In a letter to investors, CEO Tim Cook explained the rationale for lowering the company’s guidance. Cook and his team anticipated some hurdles when they made the original forecast, including the fact that its newest phones were shipped earlier than its flagship phones were the year before, and foreign exchange headwinds. However, others were unexpected.
“While we anticipated some challenges in key emerging markets, we did not foresee the magnitude of the economic deceleration, particularly in Greater China,” Cook said in his note. The CEO blames the vast majority of the company’s revenue shortfall on iPhone, Mac, and iPad sales in China, suggesting that the country’s slowing GDP growth, and trade tensions with the US, were the issues. “As the climate of mounting uncertainty weighed on financial markets, the effects appeared to reach consumers as well, with traffic to our retail stores and our channel partners in China declining as the quarter progressed,” he added.
Once trading resumed, Apple shares were immediately hit, down about 7% at the time of publishing.

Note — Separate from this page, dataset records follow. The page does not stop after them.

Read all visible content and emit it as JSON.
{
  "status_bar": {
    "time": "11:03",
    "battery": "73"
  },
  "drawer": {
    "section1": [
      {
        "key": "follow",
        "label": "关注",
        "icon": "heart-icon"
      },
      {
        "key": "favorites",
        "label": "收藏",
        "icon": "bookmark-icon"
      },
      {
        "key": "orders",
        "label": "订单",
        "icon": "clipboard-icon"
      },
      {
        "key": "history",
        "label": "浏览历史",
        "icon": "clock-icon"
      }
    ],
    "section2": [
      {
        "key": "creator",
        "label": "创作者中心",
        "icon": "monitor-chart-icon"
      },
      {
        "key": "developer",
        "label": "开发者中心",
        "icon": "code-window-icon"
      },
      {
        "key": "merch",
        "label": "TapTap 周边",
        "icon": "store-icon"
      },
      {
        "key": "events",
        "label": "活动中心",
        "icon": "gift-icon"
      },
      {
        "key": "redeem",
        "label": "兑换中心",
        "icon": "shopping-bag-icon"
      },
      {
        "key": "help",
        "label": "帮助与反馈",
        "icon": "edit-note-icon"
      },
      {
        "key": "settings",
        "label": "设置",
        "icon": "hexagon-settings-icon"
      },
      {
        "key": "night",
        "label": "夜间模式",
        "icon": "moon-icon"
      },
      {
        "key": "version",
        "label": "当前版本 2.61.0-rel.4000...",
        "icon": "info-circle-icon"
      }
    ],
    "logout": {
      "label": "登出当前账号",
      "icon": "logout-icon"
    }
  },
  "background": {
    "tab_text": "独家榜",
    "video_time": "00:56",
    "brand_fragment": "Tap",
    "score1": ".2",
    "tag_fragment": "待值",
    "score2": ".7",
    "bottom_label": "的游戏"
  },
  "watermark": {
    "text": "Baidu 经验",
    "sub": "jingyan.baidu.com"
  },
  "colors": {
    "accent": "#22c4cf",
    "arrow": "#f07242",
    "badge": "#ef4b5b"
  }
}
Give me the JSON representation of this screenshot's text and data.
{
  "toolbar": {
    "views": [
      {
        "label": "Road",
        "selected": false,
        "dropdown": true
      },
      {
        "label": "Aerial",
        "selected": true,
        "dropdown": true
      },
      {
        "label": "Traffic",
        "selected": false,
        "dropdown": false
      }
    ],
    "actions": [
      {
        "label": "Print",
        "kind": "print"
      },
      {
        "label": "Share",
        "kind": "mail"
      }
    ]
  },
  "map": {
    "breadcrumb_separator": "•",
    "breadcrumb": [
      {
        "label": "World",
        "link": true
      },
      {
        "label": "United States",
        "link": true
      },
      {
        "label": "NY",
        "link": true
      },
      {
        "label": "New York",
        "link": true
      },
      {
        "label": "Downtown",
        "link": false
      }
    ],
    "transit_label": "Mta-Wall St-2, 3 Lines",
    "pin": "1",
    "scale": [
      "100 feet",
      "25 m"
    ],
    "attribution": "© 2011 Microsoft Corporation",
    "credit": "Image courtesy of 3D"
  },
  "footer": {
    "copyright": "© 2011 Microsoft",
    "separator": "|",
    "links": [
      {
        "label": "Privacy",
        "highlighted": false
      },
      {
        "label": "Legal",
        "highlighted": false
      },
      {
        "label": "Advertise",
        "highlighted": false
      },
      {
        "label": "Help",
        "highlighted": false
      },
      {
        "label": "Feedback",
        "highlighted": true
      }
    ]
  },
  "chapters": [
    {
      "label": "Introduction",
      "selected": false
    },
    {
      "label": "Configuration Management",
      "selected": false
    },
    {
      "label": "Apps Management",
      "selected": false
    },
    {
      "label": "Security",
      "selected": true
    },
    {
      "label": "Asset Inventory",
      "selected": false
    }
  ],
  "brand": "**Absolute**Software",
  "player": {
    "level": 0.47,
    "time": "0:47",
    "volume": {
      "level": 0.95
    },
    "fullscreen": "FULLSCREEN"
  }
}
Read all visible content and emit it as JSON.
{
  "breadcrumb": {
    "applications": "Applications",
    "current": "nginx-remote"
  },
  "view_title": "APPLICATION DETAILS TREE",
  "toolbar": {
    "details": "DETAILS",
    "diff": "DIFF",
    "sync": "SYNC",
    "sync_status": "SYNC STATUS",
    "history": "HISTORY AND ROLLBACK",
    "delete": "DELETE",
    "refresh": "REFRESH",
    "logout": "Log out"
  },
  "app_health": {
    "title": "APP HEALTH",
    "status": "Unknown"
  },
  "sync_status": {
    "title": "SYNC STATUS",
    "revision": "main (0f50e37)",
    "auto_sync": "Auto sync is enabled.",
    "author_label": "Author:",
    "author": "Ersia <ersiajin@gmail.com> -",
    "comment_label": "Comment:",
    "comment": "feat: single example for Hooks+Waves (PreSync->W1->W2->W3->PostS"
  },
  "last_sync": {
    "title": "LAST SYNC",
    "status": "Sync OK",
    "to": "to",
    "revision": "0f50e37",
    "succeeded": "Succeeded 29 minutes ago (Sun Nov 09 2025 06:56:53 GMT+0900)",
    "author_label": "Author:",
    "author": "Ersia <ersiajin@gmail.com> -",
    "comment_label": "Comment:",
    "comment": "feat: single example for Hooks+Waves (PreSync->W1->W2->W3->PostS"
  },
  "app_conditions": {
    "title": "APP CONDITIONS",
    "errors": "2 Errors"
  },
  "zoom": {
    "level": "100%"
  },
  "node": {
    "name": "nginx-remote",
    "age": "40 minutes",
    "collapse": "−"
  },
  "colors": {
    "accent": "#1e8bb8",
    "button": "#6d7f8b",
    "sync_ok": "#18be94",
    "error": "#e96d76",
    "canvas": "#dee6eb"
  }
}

Beyond China, iPhone demand was apparently soft around the world. “In some developed markets, iPhone upgrades also were not as strong as we thought they would be,” Cook said. This holiday season, Apple introduced three new phones—the iPhone Xs, Xs Max, and Xr—and it’s possible that consumers were confused by the differences in all three. Analyst reports in December suggested early on that consumers weren’t particularly interested in the Xr, the company’s supposedly “budget” phone, which started at $749. The company was offering trade-in deals, lowering the price of a new phone to as low as $449, soon after it went on sale.
Cook also partly blamed Apple’s revenue decline on “some customers taking advantage of significantly reduced pricing for iPhone battery replacements”—the company had been selling replacement batteries for $29 (down from $69) after the company had been caught throttling the batteries and performance on older iPhones.
It wasn’t all grim news in Cook’s note—he said that outside of the iPhone, revenue for Apple products and services was up 19% over the same period last year—and it had record revenue quarters from certain countries, including the US, Germany, and Korea.
Perhaps after 11 years of the iPhone’s dominance, consumers have started to look elsewhere. Or maybe they’re just fed up with having to pay for increasingly expensive Apple phones that don’t offer much more than their competitors do, with waning customer service. Or maybe investors shouldn’t be overly concerned, given that the company still plans to generate $84 billion in a 90-day period selling gadgets, more than all but 33 US companies generate in a single year.